Hey guys so last night my internet randomly disconnected and stayed off for like 4 hours so i was eh weird so today it was back up and i tried my teamspeak server and it said failed to connect to host so i tried others still didnt work.
so long story short i cant play on any game servers and i realized my brother dns cache flushed our internet im not entirely sure what that does and i dont know how to fix it and be able to get back on servers etc 
any help will be greatly appreciated thanks!


----------



## GimboV (Apr 16, 2015)

Have you tried rebooting any modems and routers you have? Modem first then router.

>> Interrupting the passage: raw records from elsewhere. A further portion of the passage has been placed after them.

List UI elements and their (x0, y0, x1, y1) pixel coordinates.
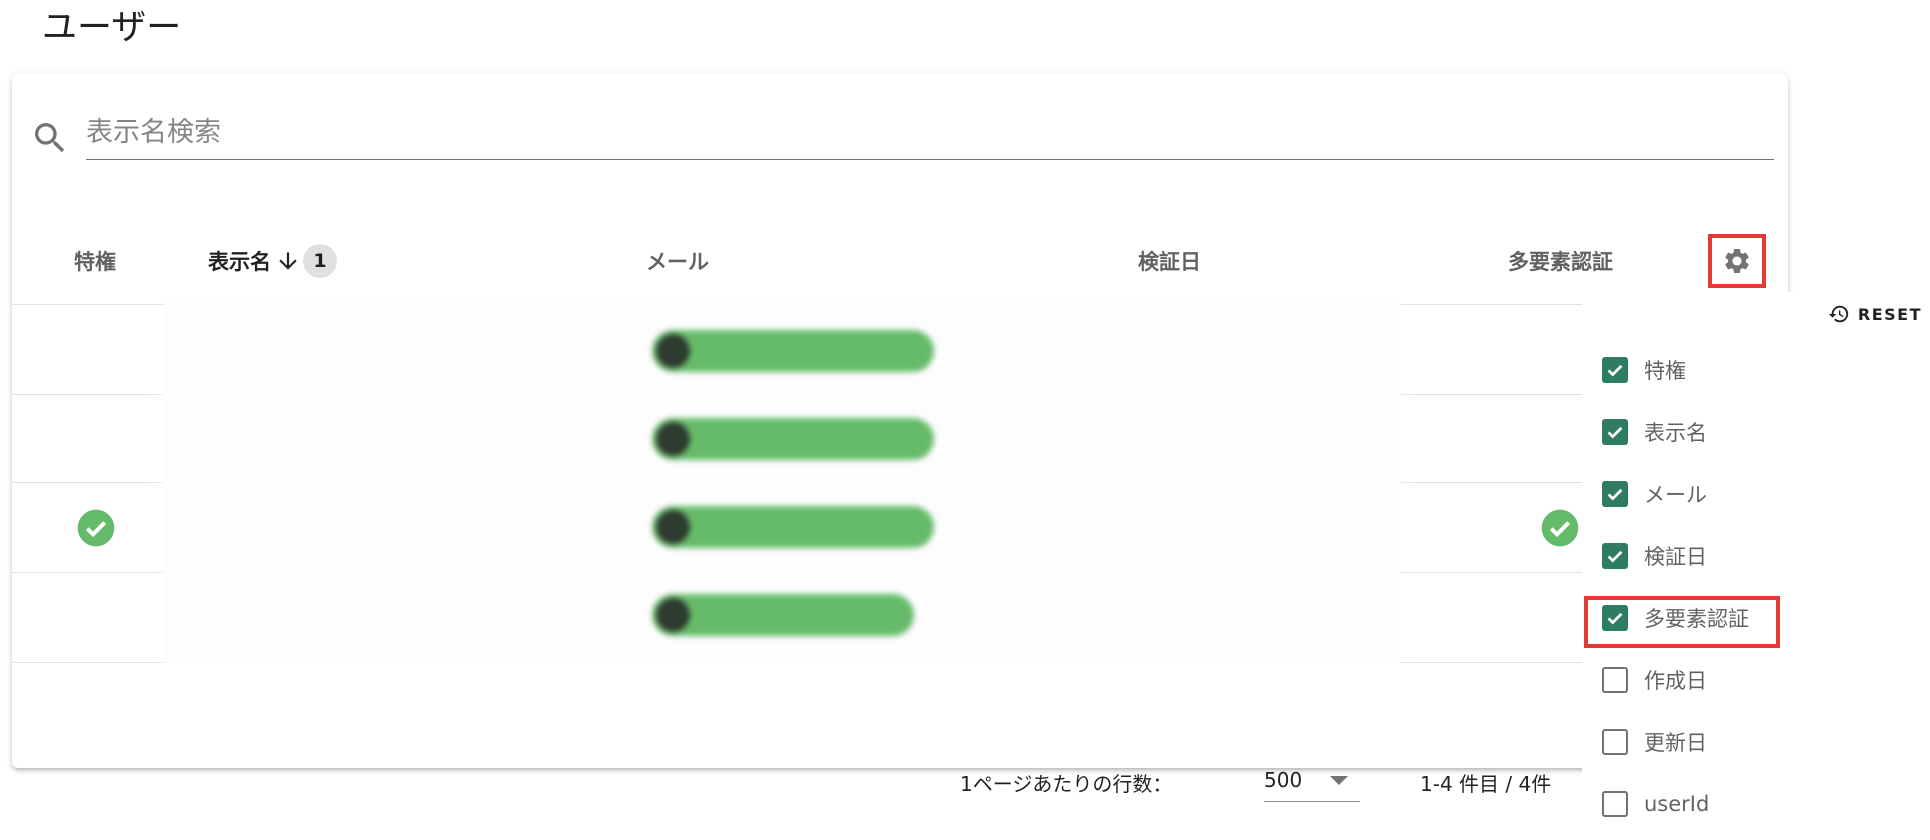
gear-icon (1725, 249, 1749, 273)
column-toggle-created-date[interactable]: 作成日 (1602, 654, 1902, 706)
column-settings-button[interactable] (1708, 234, 1766, 288)
column-header-privilege[interactable]: 特権 (74, 244, 116, 280)
checkbox-unchecked-icon (1602, 667, 1628, 693)
rows-per-page-value: 500 (1264, 768, 1303, 792)
column-toggle-label: 多要素認証 (1644, 607, 1749, 631)
checkbox-checked-icon (1602, 419, 1628, 445)
checkbox-checked-icon (1602, 605, 1628, 631)
column-header-verified-date[interactable]: 検証日 (1138, 244, 1201, 280)
column-toggle-mfa[interactable]: 多要素認証 (1602, 592, 1902, 644)
column-toggle-privilege[interactable]: 特権 (1602, 344, 1902, 396)
mail-chip-icon (656, 422, 690, 456)
search-icon (35, 123, 65, 153)
checkbox-checked-icon (1602, 357, 1628, 383)
mail-chip (652, 330, 934, 372)
column-header-label: 特権 (74, 250, 116, 274)
column-visibility-menu: RESET 特権 表示名 メール 検証日 多要素認証 作成日 更新日 userI… (1582, 292, 1930, 840)
privilege-check-icon (77, 509, 115, 547)
rows-per-page-label: 1ページあたりの行数： (960, 772, 1173, 796)
mail-chip-icon (656, 598, 690, 632)
column-toggle-label: 特権 (1644, 359, 1686, 383)
column-toggle-label: 作成日 (1644, 669, 1707, 693)
column-toggle-label: 検証日 (1644, 545, 1707, 569)
column-header-mfa[interactable]: 多要素認証 (1508, 244, 1613, 280)
column-header-label: 表示名 (208, 250, 271, 274)
users-screen: ユーザー 特権 表示名 1 メール 検証日 多要素認証 (0, 0, 1930, 840)
checkbox-unchecked-icon (1602, 729, 1628, 755)
mail-chip (652, 506, 934, 548)
column-header-label: 検証日 (1138, 250, 1201, 274)
reset-label: RESET (1857, 304, 1922, 324)
mfa-check-icon (1541, 509, 1579, 547)
users-table-card: 特権 表示名 1 メール 検証日 多要素認証 (12, 74, 1788, 802)
mail-chip (652, 594, 914, 636)
arrow-down-icon (279, 252, 297, 270)
checkbox-checked-icon (1602, 481, 1628, 507)
column-toggle-verified-date[interactable]: 検証日 (1602, 530, 1902, 582)
dropdown-arrow-icon (1330, 776, 1348, 785)
column-toggle-label: 更新日 (1644, 731, 1707, 755)
sort-order-badge: 1 (303, 244, 337, 278)
mail-chip-icon (656, 510, 690, 544)
column-header-label: 多要素認証 (1508, 250, 1613, 274)
column-header-display-name[interactable]: 表示名 1 (208, 244, 337, 280)
rows-per-page-select[interactable]: 500 (1264, 762, 1360, 802)
column-header-mail[interactable]: メール (646, 244, 709, 280)
column-toggle-user-id[interactable]: userId (1602, 778, 1902, 830)
column-toggle-label: メール (1644, 483, 1707, 507)
pagination-range: 1-4 件目 / 4件 (1420, 772, 1552, 796)
column-toggle-label: userId (1644, 792, 1710, 816)
checkbox-unchecked-icon (1602, 791, 1628, 817)
page-title: ユーザー (42, 8, 182, 48)
reset-columns-button[interactable]: RESET (1820, 296, 1930, 332)
column-toggle-display-name[interactable]: 表示名 (1602, 406, 1902, 458)
column-toggle-label: 表示名 (1644, 421, 1707, 445)
checkbox-checked-icon (1602, 543, 1628, 569)
column-toggle-mail[interactable]: メール (1602, 468, 1902, 520)
reset-icon (1828, 305, 1849, 323)
search-input[interactable] (86, 114, 1774, 160)
mail-chip (652, 418, 934, 460)
mail-chip-icon (656, 334, 690, 368)
column-toggle-updated-date[interactable]: 更新日 (1602, 716, 1902, 768)
column-header-label: メール (646, 250, 709, 274)
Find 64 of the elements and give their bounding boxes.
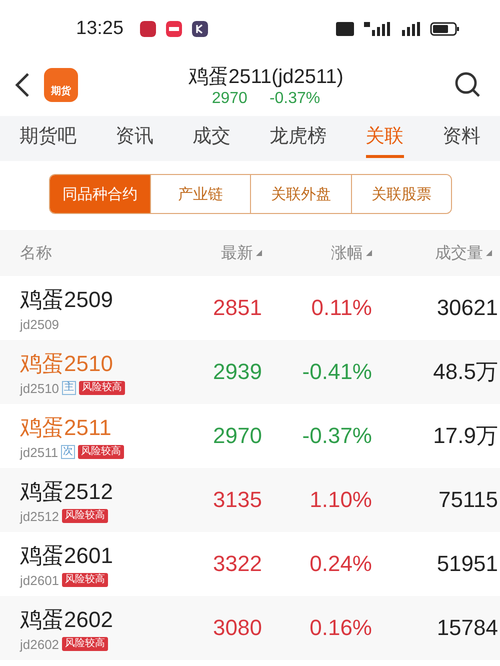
tab[interactable]: 成交 — [192, 119, 230, 158]
price-change: -0.37% — [269, 90, 320, 108]
column-header[interactable]: 涨幅 — [331, 242, 372, 264]
risk-tag: 风险较高 — [62, 573, 108, 587]
segment-button[interactable]: 同品种合约 — [50, 175, 150, 213]
app-logo: 期货 — [44, 68, 78, 102]
price-cell-text: 3322 — [212, 551, 263, 577]
change-cell-text: -0.37% — [301, 423, 373, 449]
price-cell-text: 3135 — [212, 487, 263, 513]
tag: 主 — [62, 381, 76, 395]
risk-tag: 风险较高 — [62, 509, 108, 523]
sort-icon[interactable] — [256, 250, 262, 256]
column-header[interactable]: 成交量 — [435, 242, 492, 264]
volume-cell-text: 51951 — [436, 551, 499, 577]
tag: 次 — [61, 445, 76, 459]
risk-tag: 风险较高 — [78, 445, 124, 459]
contract-code: jd2602 — [20, 636, 60, 652]
sort-icon[interactable] — [486, 250, 492, 256]
contract-name[interactable]: 鸡蛋2602 — [20, 604, 160, 634]
risk-tag: 风险较高 — [62, 637, 108, 651]
contract-code: jd2510 — [20, 380, 60, 396]
tab[interactable]: 资料 — [442, 119, 480, 158]
change-cell-text: 0.11% — [310, 295, 373, 321]
contract-code: jd2511 — [20, 444, 58, 460]
price-cell-text: 2939 — [212, 359, 263, 385]
change-cell-text: 1.10% — [308, 487, 373, 513]
price-cell-text: 2970 — [212, 423, 263, 449]
change-cell-text: -0.41% — [301, 359, 373, 385]
tab[interactable]: 期货吧 — [20, 119, 76, 158]
column-header[interactable]: 最新 — [221, 242, 262, 264]
app-icon — [166, 21, 182, 37]
risk-tag: 风险较高 — [79, 381, 126, 395]
signal-icon — [364, 22, 390, 36]
segment-button[interactable]: 关联股票 — [350, 175, 451, 213]
status-time: 13:25 — [76, 18, 124, 40]
battery-icon — [430, 22, 460, 36]
contract-name[interactable]: 鸡蛋2509 — [20, 284, 160, 314]
contract-title: 鸡蛋2511(jd2511) — [188, 64, 344, 90]
sort-icon[interactable] — [366, 250, 372, 256]
contract-code: jd2512 — [20, 508, 60, 524]
tab[interactable]: 龙虎榜 — [270, 119, 326, 158]
contract-code: jd2601 — [20, 572, 60, 588]
app-icon — [140, 21, 156, 37]
price-cell-text: 2851 — [212, 295, 263, 321]
price-cell-text: 3080 — [212, 615, 263, 641]
latest-price: 2970 — [212, 90, 248, 108]
search-icon[interactable] — [454, 71, 482, 99]
change-cell-text: 0.16% — [308, 615, 373, 641]
contract-name[interactable]: 鸡蛋2512 — [20, 476, 160, 506]
signal-icon — [400, 22, 420, 36]
volume-cell-text: 30621 — [436, 295, 499, 321]
volume-cell-text: 75115 — [437, 487, 499, 513]
volume-cell-text: 15784 — [436, 615, 499, 641]
contract-name[interactable]: 鸡蛋2510 — [20, 348, 160, 378]
contract-name[interactable]: 鸡蛋2511 — [20, 412, 160, 442]
tab[interactable]: 关联 — [366, 119, 404, 158]
contract-name[interactable]: 鸡蛋2601 — [20, 540, 160, 570]
tab[interactable]: 资讯 — [116, 119, 154, 158]
column-header[interactable]: 名称 — [20, 242, 52, 264]
contract-code: jd2509 — [20, 316, 60, 332]
app-icon — [192, 21, 208, 37]
volume-cell-text: 17.9万 — [432, 422, 499, 450]
volume-cell-text: 48.5万 — [432, 358, 499, 386]
change-cell-text: 0.24% — [308, 551, 373, 577]
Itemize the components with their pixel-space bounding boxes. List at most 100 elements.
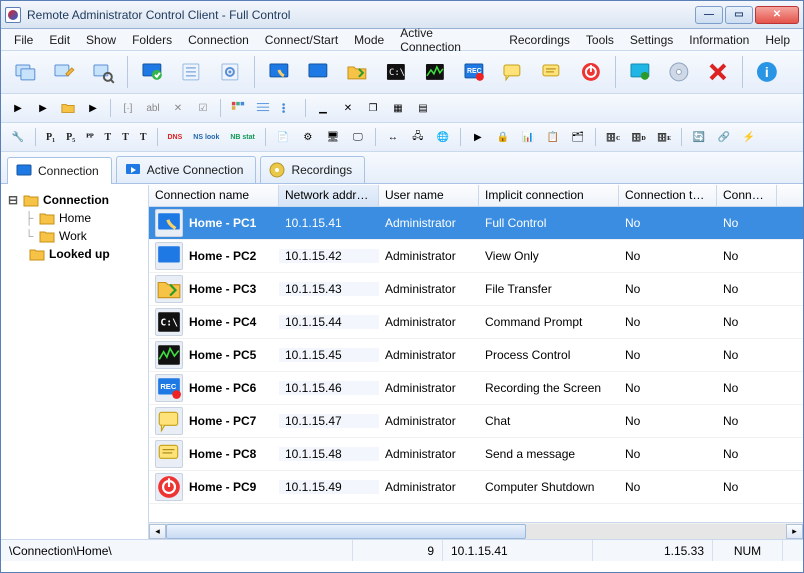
menu-active-connection[interactable]: Active Connection: [393, 24, 500, 56]
search-connection-icon[interactable]: [85, 54, 121, 90]
run-icon[interactable]: ▶: [467, 126, 489, 148]
p1-button[interactable]: P₁: [42, 126, 59, 148]
link-icon[interactable]: 🔗: [713, 126, 735, 148]
scroll-right-icon[interactable]: ▸: [786, 524, 803, 539]
settings-icon[interactable]: [212, 54, 248, 90]
menu-information[interactable]: Information: [682, 31, 756, 49]
horizontal-scrollbar[interactable]: ◂ ▸: [149, 522, 803, 539]
textbox-icon[interactable]: abl: [142, 97, 164, 119]
tile-icon[interactable]: ▦: [387, 97, 409, 119]
column-header[interactable]: Connecti: [717, 185, 777, 206]
minimize-button[interactable]: —: [695, 6, 723, 24]
command-prompt-icon[interactable]: C:\: [378, 54, 414, 90]
table-row[interactable]: Home - PC510.1.15.45AdministratorProcess…: [149, 339, 803, 372]
p5-button[interactable]: P₅: [62, 126, 79, 148]
checkbox-icon[interactable]: ☑: [192, 97, 214, 119]
tool-a-icon[interactable]: 🔒: [492, 126, 514, 148]
record-icon[interactable]: REC: [456, 54, 492, 90]
play-all-icon[interactable]: ▶: [32, 97, 54, 119]
play-icon[interactable]: ▶: [7, 97, 29, 119]
pp-button[interactable]: ᴾᴾ: [82, 126, 97, 148]
menu-tools[interactable]: Tools: [579, 31, 621, 49]
nslook-button[interactable]: NS look: [189, 126, 223, 148]
message-icon[interactable]: [534, 54, 570, 90]
wrench-icon[interactable]: 🔧: [7, 126, 29, 148]
net2-icon[interactable]: 🖧: [407, 126, 429, 148]
menu-file[interactable]: File: [7, 31, 40, 49]
grid3-icon[interactable]: [277, 97, 299, 119]
list-icon[interactable]: [173, 54, 209, 90]
maximize-button[interactable]: ▭: [725, 6, 753, 24]
menu-edit[interactable]: Edit: [42, 31, 77, 49]
tool-d-icon[interactable]: 🗂: [567, 126, 589, 148]
globe-icon[interactable]: 🌐: [432, 126, 454, 148]
tile2-icon[interactable]: ▤: [412, 97, 434, 119]
disc-icon[interactable]: [661, 54, 697, 90]
cascade-icon[interactable]: ❐: [362, 97, 384, 119]
edit-connection-icon[interactable]: [46, 54, 82, 90]
scroll-track[interactable]: [166, 524, 786, 539]
t2-button[interactable]: T: [118, 126, 133, 148]
min-window-icon[interactable]: ▁: [312, 97, 334, 119]
menu-help[interactable]: Help: [758, 31, 797, 49]
chat-icon[interactable]: [495, 54, 531, 90]
action-icon[interactable]: ⚡: [738, 126, 760, 148]
doc-icon[interactable]: 📄: [272, 126, 294, 148]
column-header[interactable]: Network address: [279, 185, 379, 206]
new-connection-icon[interactable]: [7, 54, 43, 90]
info-icon[interactable]: i: [749, 54, 785, 90]
screen-icon[interactable]: [622, 54, 658, 90]
clear-icon[interactable]: ✕: [167, 97, 189, 119]
table-row[interactable]: Home - PC810.1.15.48AdministratorSend a …: [149, 438, 803, 471]
table-row[interactable]: Home - PC910.1.15.49AdministratorCompute…: [149, 471, 803, 504]
menu-mode[interactable]: Mode: [347, 31, 391, 49]
column-header[interactable]: User name: [379, 185, 479, 206]
resize-grip[interactable]: [783, 540, 803, 561]
close-button[interactable]: ✕: [755, 6, 799, 24]
table-row[interactable]: Home - PC310.1.15.43AdministratorFile Tr…: [149, 273, 803, 306]
menu-recordings[interactable]: Recordings: [502, 31, 577, 49]
delete-icon[interactable]: [700, 54, 736, 90]
grid2-icon[interactable]: [252, 97, 274, 119]
connection-tree[interactable]: ⊟ Connection ├ Home └ Work Looked up: [1, 185, 149, 539]
refresh-icon[interactable]: 🔄: [688, 126, 710, 148]
menu-folders[interactable]: Folders: [125, 31, 179, 49]
grid1-icon[interactable]: [227, 97, 249, 119]
he-button[interactable]: 🗄ᴇ: [653, 126, 675, 148]
table-row[interactable]: Home - PC210.1.15.42AdministratorView On…: [149, 240, 803, 273]
brackets-icon[interactable]: [·]: [117, 97, 139, 119]
table-row[interactable]: C:\Home - PC410.1.15.44AdministratorComm…: [149, 306, 803, 339]
tab-connection[interactable]: Connection: [7, 157, 112, 184]
hc-button[interactable]: 🗄ᴄ: [602, 126, 624, 148]
tree-item-work[interactable]: └ Work: [5, 227, 146, 245]
tab-active-connection[interactable]: Active Connection: [116, 156, 257, 183]
column-header[interactable]: Implicit connection: [479, 185, 619, 206]
scroll-thumb[interactable]: [166, 524, 526, 539]
open-folder-icon[interactable]: [57, 97, 79, 119]
pc-icon[interactable]: 🖥: [322, 126, 344, 148]
shutdown-icon[interactable]: [573, 54, 609, 90]
process-control-icon[interactable]: [417, 54, 453, 90]
display-icon[interactable]: 🖵: [347, 126, 369, 148]
tree-lookedup[interactable]: Looked up: [5, 245, 146, 263]
gear-small-icon[interactable]: ⚙: [297, 126, 319, 148]
tool-b-icon[interactable]: 📊: [517, 126, 539, 148]
full-control-icon[interactable]: [261, 54, 297, 90]
menu-connection[interactable]: Connection: [181, 31, 256, 49]
menu-settings[interactable]: Settings: [623, 31, 680, 49]
menu-connect-start[interactable]: Connect/Start: [258, 31, 345, 49]
scroll-left-icon[interactable]: ◂: [149, 524, 166, 539]
step-icon[interactable]: ▶: [82, 97, 104, 119]
tree-root[interactable]: ⊟ Connection: [5, 191, 146, 209]
table-row[interactable]: Home - PC110.1.15.41AdministratorFull Co…: [149, 207, 803, 240]
file-transfer-icon[interactable]: [339, 54, 375, 90]
menu-show[interactable]: Show: [79, 31, 123, 49]
tool-c-icon[interactable]: 📋: [542, 126, 564, 148]
tab-recordings[interactable]: Recordings: [260, 156, 365, 183]
column-header[interactable]: Connection name: [149, 185, 279, 206]
table-row[interactable]: Home - PC710.1.15.47AdministratorChatNoN…: [149, 405, 803, 438]
close-window-icon[interactable]: ✕: [337, 97, 359, 119]
column-header[interactable]: Connection t…: [619, 185, 717, 206]
t3-button[interactable]: T: [136, 126, 151, 148]
table-row[interactable]: RECHome - PC610.1.15.46AdministratorReco…: [149, 372, 803, 405]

I am not sure what you are trying to say about the DNS cache flush?


----------



## teeep (May 5, 2016)

my brother in cmd type the command dns cache flush and it did something now where i cant connect to any servers.


----------



## Stancestans (Apr 26, 2009)

Sounds like parental controls are in force and you are trying to bypass them. My guess is those game servers have been blocked intentionally on the router by someone of authority. We can't help with bypassing set measures.


----------



## spunk.funk (May 13, 2010)

Whenever you type a URL on the address bar it fetches the corresponding IP address to communicate with web server. When you repeatedly use the same URL your computer stores the combinations of domain name and its IP in local cache to avoid fetching from *D*omain *N*ame *S*erver(DNS) everytime you use same domain name(URL). 
It also holds another crucial info called "Timeout" which says about the valid time for the IP and domain name combination, when this time times out your computer re-fetches the combination from DNS and stores in local cache again. 
DNS flushing is the mechanism where the computer user removes the stored DNS settings, so when you go to a web site, your computer re-fetches new combinations of DNS settings in local cache.
This shouldn't affect you logging on to a game server, except you may need to re-authorize your user account (login again with user name and password)


----------